Merdeka Belajar Perspektif Al-Qur’an

Mashud

STAI Luqman Al-Hakim Surabaya

 

Pendahuluan

Al-Qur’an merupakan sumber intelektualitas dan spiritualitas. Ia merupakan sumber rujukan bagi agama dan segala pengembangan ilmu pengetahuan. Al-Qur’an juga merupakan sumber utama inspirasi pandangan orang Islam tentang keterpaduan ilmu pengetahuan dan agama. Manusia memperoleh pengetahuan dari berbagai sumber dan melalui banyak cara dan jalan, tetapi semua pengetahuan pada akhirnya berasal dari Tuhan[1].

Al-Qur’an juga merupakan sumber hukum Islam yang pertama dan utama. Dalam mengkaji setiap permasalahan manusia, Islam menjadikan al-Qur’an sebagai rujukan awal sebelum merujuk pada referensi lainnya. Demikian juga bila Al-Qur’an dikaitkan dengan pengetahuan sosial, termasuk kajian tentang merdeka belajar, maka Al-Qur’an memberikan banyak uraian yang berhubungan dengan merdeka belajar dari berbagai sudut pandang.
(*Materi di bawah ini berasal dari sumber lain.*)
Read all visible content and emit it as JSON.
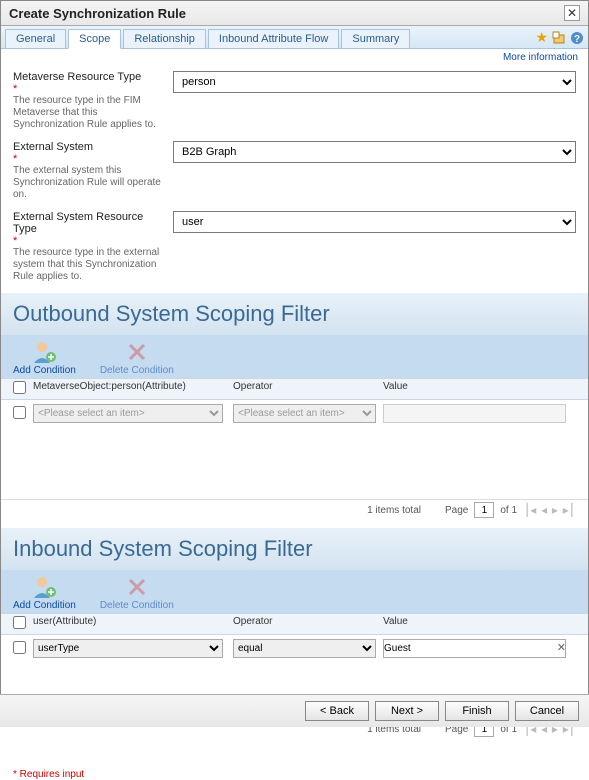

Tulisan ini akan mengurai lebih jauh tentang merdeka belajar menurut pandangan Al-Qur’an.

Sebagai pedoman hidup, di dalam Al-Qur’an terdapat konsep dan tuntutan hidup bagi manusia, begitu juga mengenai petunjuk ilmu pengetahuan, termasuk tentang merdeka belajar. Belajar menjadi perintah pertama yang ada dalam Al-Qur’an, diawali dengan kata iqro’ (bacalah), dan Allah Swt juga akan mengangkat derajat orang-orang yang beriman dan menuntut ilmu[2].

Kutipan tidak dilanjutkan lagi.